I work with teens and families and I teach them solid ways to combat the worry that accompanies the SAT so they can ace it.
Managing test anxiety is about managing one's mind and body.
I hope you will print this list and give it to your teen to study:
1. Put the day and test into perspective. This test will NOT determine the rest of your life. It is a necessary step for the college application process. Thinking of it as a "life or death" situation will put you in survival mode and prevent you from thinking clearly.
2. Breathe deeply; breathe through your belly. This helps relax your brain and body. Fear and anxious breathing (short and shallow) happens in your chest. Take long and deep breaths in and exhale slowly. Do this for a minute. It will mentally prepare you to focus while also relaxing you.
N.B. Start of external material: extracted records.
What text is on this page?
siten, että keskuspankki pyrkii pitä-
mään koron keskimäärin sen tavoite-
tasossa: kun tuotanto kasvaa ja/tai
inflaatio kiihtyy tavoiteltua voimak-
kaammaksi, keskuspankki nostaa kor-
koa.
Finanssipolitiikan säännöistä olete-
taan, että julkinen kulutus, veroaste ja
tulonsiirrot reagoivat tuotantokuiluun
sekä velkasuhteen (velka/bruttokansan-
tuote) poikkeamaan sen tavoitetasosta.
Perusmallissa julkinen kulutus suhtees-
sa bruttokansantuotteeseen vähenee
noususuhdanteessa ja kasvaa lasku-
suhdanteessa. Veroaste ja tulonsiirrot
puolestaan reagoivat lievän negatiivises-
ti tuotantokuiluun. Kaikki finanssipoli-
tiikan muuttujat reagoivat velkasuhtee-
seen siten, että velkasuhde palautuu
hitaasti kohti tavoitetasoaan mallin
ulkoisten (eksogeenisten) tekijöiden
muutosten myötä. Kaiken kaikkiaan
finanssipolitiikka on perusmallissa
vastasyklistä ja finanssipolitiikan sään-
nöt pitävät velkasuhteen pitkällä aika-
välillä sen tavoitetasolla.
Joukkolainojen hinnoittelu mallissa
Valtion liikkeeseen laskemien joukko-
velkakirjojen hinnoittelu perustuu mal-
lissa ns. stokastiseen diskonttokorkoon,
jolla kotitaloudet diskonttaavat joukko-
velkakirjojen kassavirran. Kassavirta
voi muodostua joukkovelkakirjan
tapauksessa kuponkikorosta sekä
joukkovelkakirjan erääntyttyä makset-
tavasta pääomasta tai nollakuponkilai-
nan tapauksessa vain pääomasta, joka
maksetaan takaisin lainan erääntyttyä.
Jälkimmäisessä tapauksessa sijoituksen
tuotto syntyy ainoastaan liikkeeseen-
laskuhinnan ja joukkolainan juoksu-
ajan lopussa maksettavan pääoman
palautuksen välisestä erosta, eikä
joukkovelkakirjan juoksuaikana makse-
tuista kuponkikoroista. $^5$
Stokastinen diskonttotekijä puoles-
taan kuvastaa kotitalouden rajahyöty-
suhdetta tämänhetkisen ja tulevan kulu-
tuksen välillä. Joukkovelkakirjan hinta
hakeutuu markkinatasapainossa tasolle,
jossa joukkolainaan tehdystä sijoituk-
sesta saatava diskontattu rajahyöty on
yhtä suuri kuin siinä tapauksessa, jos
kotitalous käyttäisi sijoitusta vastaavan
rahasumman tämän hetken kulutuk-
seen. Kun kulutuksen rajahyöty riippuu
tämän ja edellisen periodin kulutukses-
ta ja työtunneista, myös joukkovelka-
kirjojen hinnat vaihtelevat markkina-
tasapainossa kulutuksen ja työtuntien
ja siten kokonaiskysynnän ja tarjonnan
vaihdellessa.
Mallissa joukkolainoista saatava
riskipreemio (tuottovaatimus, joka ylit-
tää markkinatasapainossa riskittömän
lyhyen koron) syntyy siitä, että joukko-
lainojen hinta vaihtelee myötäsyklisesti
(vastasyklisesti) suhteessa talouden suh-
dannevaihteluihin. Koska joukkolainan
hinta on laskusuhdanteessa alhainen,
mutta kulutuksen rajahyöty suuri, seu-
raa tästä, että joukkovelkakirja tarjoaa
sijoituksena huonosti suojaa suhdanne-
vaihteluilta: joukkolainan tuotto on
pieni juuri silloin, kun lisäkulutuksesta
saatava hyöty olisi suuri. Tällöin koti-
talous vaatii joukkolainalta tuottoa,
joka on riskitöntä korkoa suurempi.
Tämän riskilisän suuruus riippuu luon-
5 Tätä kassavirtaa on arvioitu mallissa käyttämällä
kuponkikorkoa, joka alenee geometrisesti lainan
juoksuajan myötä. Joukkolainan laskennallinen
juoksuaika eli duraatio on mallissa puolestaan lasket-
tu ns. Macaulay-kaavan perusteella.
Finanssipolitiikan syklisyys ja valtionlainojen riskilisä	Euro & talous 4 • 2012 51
3. Your thoughts determine your feelings. Remember that how you think determines how you feel and act (and take a test). Notice possible negative and anxious thinking like "What if I do badly?" or "What if I don't get into college?" Then change the thought to a more realistic one like, "This is just a test that is a part of my application. I can take the test again. There is much more to me than this test score, like my grades and other activities."
4. Focus on the present. Remember that all our worries exist in the future. Focus on the present. Focus on one question at a time. When your mind wanders to a future possibility, shake your head and get back to the question at hand.
5. Be strategic. You don't need to answer every question. If you are struggling with a question, even one you think you should know, move on to the next one. You can save the harder ones for later if you have time. It is better to answer as many as you can, rather than spend too much time on one question.
6. Parents can help. Mom and dad, you can minimize your child's stress by managing your own worries. There are over 5,000 colleges and universities in the United States. There is a place for your child. Remember that managing your own fear will help your teen to manage his or her worries. And this will actually increase his or her chances for a positive performance. Model success, parents!
Sharp minds and sharp pencils... Now get it done!